You can look at a proposal based on what you have to give up, “or you can look at it, ‘What can we invest to come together?’ ” Warren said. “This is truly one of those situations that one plus one will equal a hundred because if we don’t wrap our arms around some of these construction projects, we’re going to fall behind as a city, and we need to do more here in Chicago.”
Economists generally disagree with the proposition public funding of professional sports stadiums provides enough economic benefit to make it a worthwhile use of tax revenue.
Warren also indicated the team continues to have conversations with government officials in Arlington Heights, where development of the former horse racetrack has been mired in a property tax dispute with local school districts.
“The biggest thing is that we need to figure out the tax situation. … We just need to make sure we get our arms wrapped around it, but we still remain the largest landowner in Arlington Heights and are fortunate that we have a fantastic piece of property,” Warren said.

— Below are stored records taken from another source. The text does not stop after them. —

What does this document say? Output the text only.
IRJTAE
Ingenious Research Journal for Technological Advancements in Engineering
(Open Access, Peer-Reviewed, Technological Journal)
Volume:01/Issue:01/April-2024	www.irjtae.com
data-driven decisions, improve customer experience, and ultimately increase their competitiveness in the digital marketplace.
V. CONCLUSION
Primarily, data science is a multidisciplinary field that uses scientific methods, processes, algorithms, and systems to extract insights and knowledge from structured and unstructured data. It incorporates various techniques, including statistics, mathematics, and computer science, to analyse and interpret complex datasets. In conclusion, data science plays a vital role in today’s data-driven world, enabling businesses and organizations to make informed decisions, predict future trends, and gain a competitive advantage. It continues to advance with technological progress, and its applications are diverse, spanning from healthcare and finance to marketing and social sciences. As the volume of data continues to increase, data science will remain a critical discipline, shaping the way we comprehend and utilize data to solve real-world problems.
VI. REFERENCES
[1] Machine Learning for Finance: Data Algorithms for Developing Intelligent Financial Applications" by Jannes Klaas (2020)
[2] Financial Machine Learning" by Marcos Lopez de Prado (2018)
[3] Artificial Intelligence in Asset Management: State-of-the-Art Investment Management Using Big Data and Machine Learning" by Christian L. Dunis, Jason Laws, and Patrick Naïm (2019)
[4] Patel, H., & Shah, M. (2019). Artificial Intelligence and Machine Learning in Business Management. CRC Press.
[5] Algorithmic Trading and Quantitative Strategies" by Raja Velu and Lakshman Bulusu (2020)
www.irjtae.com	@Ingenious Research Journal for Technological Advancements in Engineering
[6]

Some opponents of the plan for a new stadium in Chicago have argued the Bears could more easily redevelop the 326-acre property in Arlington Heights, though the team also had sought help from Springfield for that proposal before turning its attention to the lakefront.
Warren’s Economic Club appearance was another part of a public relations blitz for the team since unveiling its stadium plan and drafting Caleb Williams as quarterback with the top overall pick in April. Williams is making his regular season debut Sunday.
Most prominently, the team was featured for the first time this summer on the HBO series “Hard Knocks,” which gives fans a peek inside an NFL team’s training camp.
While the series focused largely on the development of Williams and other on-field talent, one brief segment highlighted the stadium plans, with narrator Liev Schreiber saying, “It’s time for a new stadium to coincide with a new era of Bears football.”
The episode then segues from architectural renderings to Warren and other Bears executives around a conference table, discussing what kind of seats should be installed in field suites in a hypothetical stadium for which the team has yet to secure financing.
At the Economic Club, Warren declined to give a deadline for when a stadium deal needs to get done after saying in April that there was urgency for it to happen during the legislature’s spring session, which adjourned a month later without any action.
When Conagra’s Connolly asked for a “drop-dead date” for reaching a deal, Warren replied: “Drop-dead date? I would say when we cut that ribbon.”